— Хмарь.
Еще до того, как мне стукнуло семнадцать лет, я пришел к выводу, что «удивительным и непостижимым» в нашем мире можно назвать многое — и не ошибиться. Поставим на одну чашу весов банку с глазами мертвецов, что отгоняет от дома бурую хворь, а на другую — живой глаз, подвижный, чуткий к игре света и тени. Удивительные предметы! Но где чудо, а где нелепица, где замысел Творца, а где его недосмотр, где неразрешимая загадка, а где обыкновенное невежество? Весы пребывают в равновесии… Однако за банкой-амулетом нужно зайти в лавку ведуна, тогда как глаза есть у каждого — потому никто не удивляется зрению и не стремится постигнуть его сущность, пока не подкрадется катаракта. Я, по мере сил, старался не впадать в такую ошибку, так что речитативы про «удивительное и непостижимое», обожаемые всякими трепачами и церковниками, обычно не производили на меня никакого впечатления. Но Хмарь Берри Бона… С детства она была для меня случаем особым, и, признаюсь безо всякого стыда — после рассказа Клеана меня охватила тревога, смешанная с любопытством.
До того я и представить не мог, чтобы за россказнями старины Берри скрывалось нечто большее, чем помешательство — но причин не верить Клеану у меня не было. Хмарь, демон Хмари! Берри Бон на смертном одре продолжал ждать, продолжал призывать к себе эту тварь, и — сейчас или никогда! — тварь могла явиться к нему… В какой-то момент я полностью уверился в реальности такой возможности, едва ли не в ее неизбежности: я готов был биться об заклад на свой годовой доход, что в смертный час старины Берри тварь придет. Не сможет не прийти!
Перед моим разыгравшимся воображением она представала в обличии величественном и грозном, какое было бы под стать самой Царице Молний, смертоносной Ан-Ишле. Когда состояние Берри не требовало моего внимания, я всматривался в дрожащие на полу тени; вслушивался в скрипы половиц и треск свечей, затаив дыхание. Детский трепет перед Неведомым вновь овладел мной.

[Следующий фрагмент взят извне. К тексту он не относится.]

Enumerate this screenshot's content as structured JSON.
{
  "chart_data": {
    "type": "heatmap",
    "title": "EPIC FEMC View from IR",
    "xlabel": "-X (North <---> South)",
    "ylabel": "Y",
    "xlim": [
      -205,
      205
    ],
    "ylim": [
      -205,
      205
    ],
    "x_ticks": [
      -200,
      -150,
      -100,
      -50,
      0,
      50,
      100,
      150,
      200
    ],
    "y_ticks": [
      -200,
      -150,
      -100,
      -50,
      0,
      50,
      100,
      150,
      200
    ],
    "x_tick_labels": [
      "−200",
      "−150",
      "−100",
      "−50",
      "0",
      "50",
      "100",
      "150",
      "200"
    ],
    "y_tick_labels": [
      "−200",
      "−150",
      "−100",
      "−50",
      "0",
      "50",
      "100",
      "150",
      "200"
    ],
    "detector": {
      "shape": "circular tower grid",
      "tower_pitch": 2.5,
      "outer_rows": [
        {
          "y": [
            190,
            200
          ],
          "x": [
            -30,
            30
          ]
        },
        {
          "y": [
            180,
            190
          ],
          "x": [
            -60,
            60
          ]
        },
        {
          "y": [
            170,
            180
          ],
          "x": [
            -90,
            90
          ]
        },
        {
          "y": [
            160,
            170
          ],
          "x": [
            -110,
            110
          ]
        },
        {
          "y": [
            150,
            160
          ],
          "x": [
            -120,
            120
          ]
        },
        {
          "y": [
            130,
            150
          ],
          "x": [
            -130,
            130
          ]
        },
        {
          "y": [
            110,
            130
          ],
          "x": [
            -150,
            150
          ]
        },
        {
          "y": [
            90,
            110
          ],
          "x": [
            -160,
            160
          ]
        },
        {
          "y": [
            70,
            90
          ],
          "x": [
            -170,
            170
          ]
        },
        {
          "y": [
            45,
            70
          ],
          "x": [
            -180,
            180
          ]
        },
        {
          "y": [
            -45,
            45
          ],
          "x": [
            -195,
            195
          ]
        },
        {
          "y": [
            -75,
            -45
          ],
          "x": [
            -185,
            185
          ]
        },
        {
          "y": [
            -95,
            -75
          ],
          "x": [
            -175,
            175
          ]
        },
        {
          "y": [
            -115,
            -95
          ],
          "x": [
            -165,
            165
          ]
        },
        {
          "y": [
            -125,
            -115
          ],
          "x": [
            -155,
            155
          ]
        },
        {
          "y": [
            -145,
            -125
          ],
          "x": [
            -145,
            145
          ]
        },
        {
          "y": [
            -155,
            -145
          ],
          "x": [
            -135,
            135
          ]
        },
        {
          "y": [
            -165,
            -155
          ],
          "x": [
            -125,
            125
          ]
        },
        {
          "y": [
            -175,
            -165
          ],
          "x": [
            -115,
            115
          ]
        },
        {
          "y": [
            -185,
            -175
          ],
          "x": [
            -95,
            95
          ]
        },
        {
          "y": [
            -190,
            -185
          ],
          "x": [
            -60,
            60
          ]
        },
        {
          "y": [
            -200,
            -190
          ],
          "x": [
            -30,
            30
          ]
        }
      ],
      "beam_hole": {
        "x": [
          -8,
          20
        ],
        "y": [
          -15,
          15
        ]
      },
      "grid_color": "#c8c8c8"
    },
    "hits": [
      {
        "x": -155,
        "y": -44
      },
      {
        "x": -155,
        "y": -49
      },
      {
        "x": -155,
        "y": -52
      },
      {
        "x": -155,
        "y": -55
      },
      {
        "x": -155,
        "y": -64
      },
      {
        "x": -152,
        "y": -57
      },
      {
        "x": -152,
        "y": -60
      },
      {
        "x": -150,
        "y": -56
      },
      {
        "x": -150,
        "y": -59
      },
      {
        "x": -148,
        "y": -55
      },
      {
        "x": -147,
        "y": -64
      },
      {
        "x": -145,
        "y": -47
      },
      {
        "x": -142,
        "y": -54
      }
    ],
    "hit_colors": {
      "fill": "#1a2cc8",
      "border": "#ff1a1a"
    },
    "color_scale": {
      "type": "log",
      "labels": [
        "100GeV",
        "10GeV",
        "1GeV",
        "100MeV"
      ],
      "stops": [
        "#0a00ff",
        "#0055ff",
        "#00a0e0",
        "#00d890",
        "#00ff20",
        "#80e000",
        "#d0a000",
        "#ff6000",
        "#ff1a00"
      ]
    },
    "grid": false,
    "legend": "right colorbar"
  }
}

Хозяин подземной Обители не был милостив к старому чернокнижнику: умирал Берри тяжело, то ступая за порог, то возвращаясь обратно в мир. На недолгое время он обрел здравое сознание, простился со мной и с Джессикой. Он, касаясь моей руки, наказывал мне усердней работать — а я всеми силами сдерживался, чтобы не выдать себя, ничем не дать понять, что теперь мне известна его тайна.
«Приди! — звал он до самого конца. — Приди!»
Джессика всхлипывала украдкой, утирала умирающему рот и поправляла подушки. Преподобный Клеан молился, и она молилась вместе с ним.
За час до рассвета Берри Бон испустил последний вдох.
Больше ничего в ту ночь не произошло.
Наблюдая со скамьи у дверей, как светлеет небо над Йолманом, я чувствовал облегчение и разочарование. Тварь так и не явилась, и к лучшему — потому как никто из нас не имел представления, как с ней обходиться. Но, в то же время, досадно было, что Неведомое так и осталось Неведомым, что чуда не случилось, и старина Берри отправился в Обитель ни с чем…
Он завещал разбить могилу на полоске газона перед домом. Небольшая взятка позволила выполнить эту просьбу; я сам опустил его в землю, посадил рядом тополек и заказал камень — самый обычный серый камень. Каменщик тоже неплохо знал старину Берри: он не стал ровнять края и полировать сколы. «Мастер Берри Бон» — выбил он на камне, камень встал на место под тополем — и на том завершился земной путь Берри Бона, чернокнижника из переулка Нашептников.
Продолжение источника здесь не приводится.